The newly renovated San Francisco Museum of Modern Art (SFMoMA) could be a potential shot in the arm for the Bay Area art market. In March, Pace Gallery opened a new permanent space in Palo Alto and the Gagosian Gallery announced plans to open a new space this month right across the street from SFMoMA.
However, the long-time local dealer John Berggruen, who is moving next door to Gagosian’s space, is quick to downplay the idea that the market there is booming. “There are some great top-tier, second-tier and third-tier collections here, but many of those people are getting to be a little older, and some of them are getting to be very dead,” he says.

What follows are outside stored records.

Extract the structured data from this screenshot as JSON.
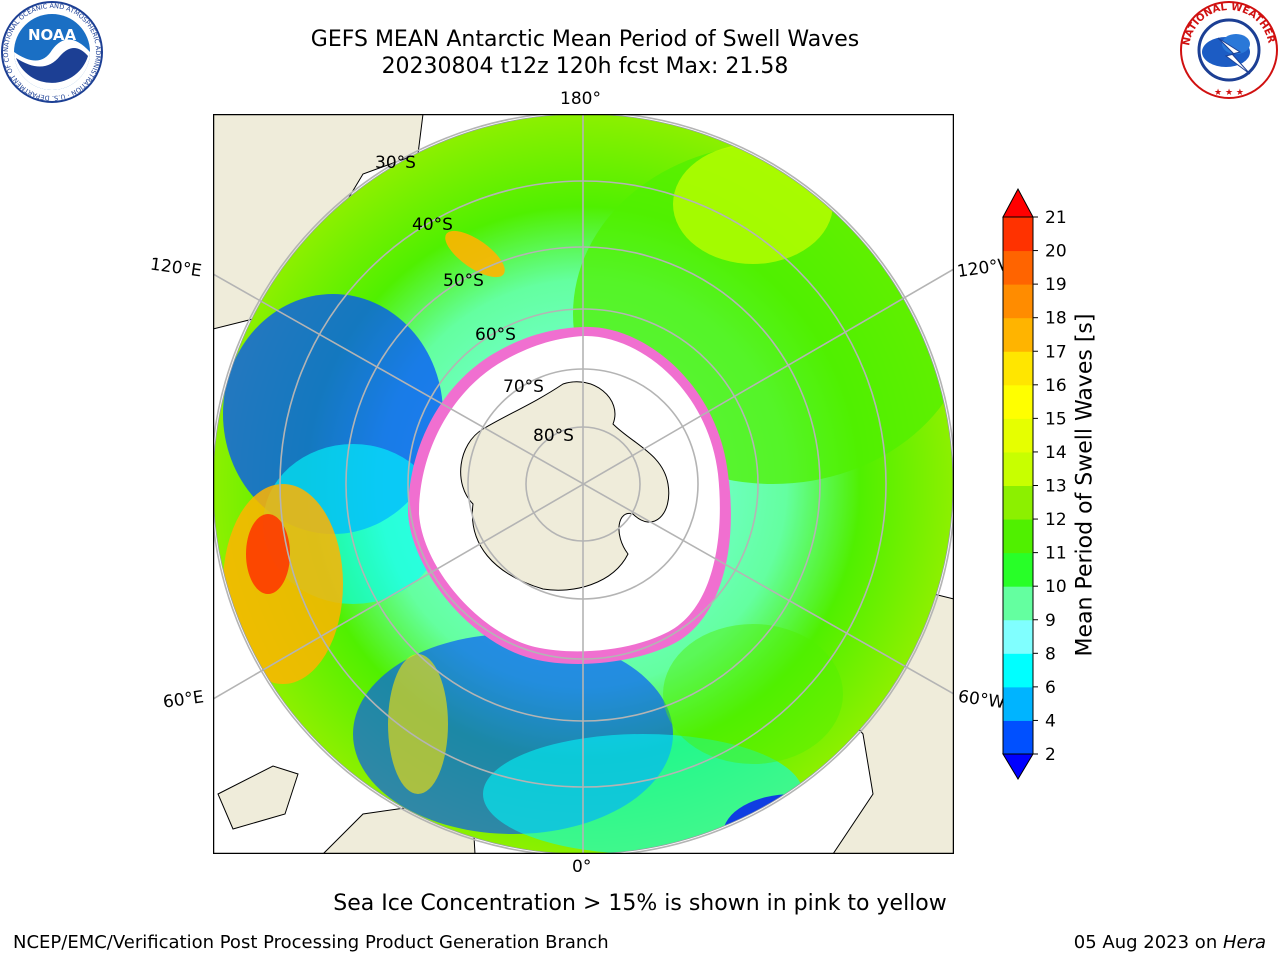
{
  "header": {
    "title_line1": "GEFS MEAN Antarctic Mean Period of Swell Waves",
    "title_line2": "20230804 t12z 120h fcst   Max: 21.58"
  },
  "map": {
    "projection": "south-polar-stereographic",
    "lon_labels": {
      "top": "180°",
      "bottom": "0°",
      "upper_left": "120°E",
      "lower_left": "60°E",
      "upper_right": "120°W",
      "lower_right": "60°W"
    },
    "lat_labels": [
      "30°S",
      "40°S",
      "50°S",
      "60°S",
      "70°S",
      "80°S"
    ],
    "colors": {
      "land": "#efecda",
      "ice_edge_pink": "#f06fd0",
      "grid": "#b4b4b4"
    }
  },
  "colorbar": {
    "label": "Mean Period of Swell Waves [s]",
    "ticks": [
      "2",
      "4",
      "6",
      "8",
      "9",
      "10",
      "11",
      "12",
      "13",
      "14",
      "15",
      "16",
      "17",
      "18",
      "19",
      "20",
      "21"
    ],
    "colors": [
      "#0050ff",
      "#00b4ff",
      "#00ffff",
      "#80ffff",
      "#64ffa0",
      "#28ff28",
      "#50f000",
      "#8cf000",
      "#c8ff00",
      "#e6ff00",
      "#ffff00",
      "#ffe600",
      "#ffb400",
      "#ff8c00",
      "#ff6400",
      "#ff3200"
    ],
    "min_arrow_color": "#0000ff",
    "max_arrow_color": "#ff0000"
  },
  "caption": "Sea Ice Concentration > 15% is shown in pink to yellow",
  "footer": {
    "left": "NCEP/EMC/Verification Post Processing Product Generation Branch",
    "right_date": "05 Aug 2023 on ",
    "right_host": "Hera"
  },
  "logos": {
    "noaa_text": "NOAA",
    "noaa_ring_text": "NATIONAL OCEANIC AND ATMOSPHERIC ADMINISTRATION · U.S. DEPARTMENT OF COMMERCE",
    "nws_ring_text": "NATIONAL WEATHER SERVICE"
  }
}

Pace Gallery’s Marc Glimcher agrees, although he adds that speculation regarding Silicon Valley’s tech boomers beginning to collect art could be well founded. “People who move our society in a direction tend to end up being the people who are the most important supporters of the arts,” he says, “that’s always been true.”
Galleries aside, there are a great many other reasons to visit the Bay Area. The collectors Andy and Deborah Rappaport opened the Minnesota Street Project in March, designed for a dozen galleries and 30 artist studios. The University of California’s Berkeley Art Museum and Pacific Film Archive opened a new location in downtown Berkeley in January, and the Untitled art fair, known for its Miami edition, recently announced that it would launch an iteration in San Francisco in January 2017.
And SFMoMA is not the only significant museum shake-up in the Bay Area. In June, Max Hollein, the former head of the Städel Museum in Frankfurt, will take over as director of the Fine Arts Museums of San Francisco.
All that remains to be seen is if collectors will be as quick to emerge as these new galleries.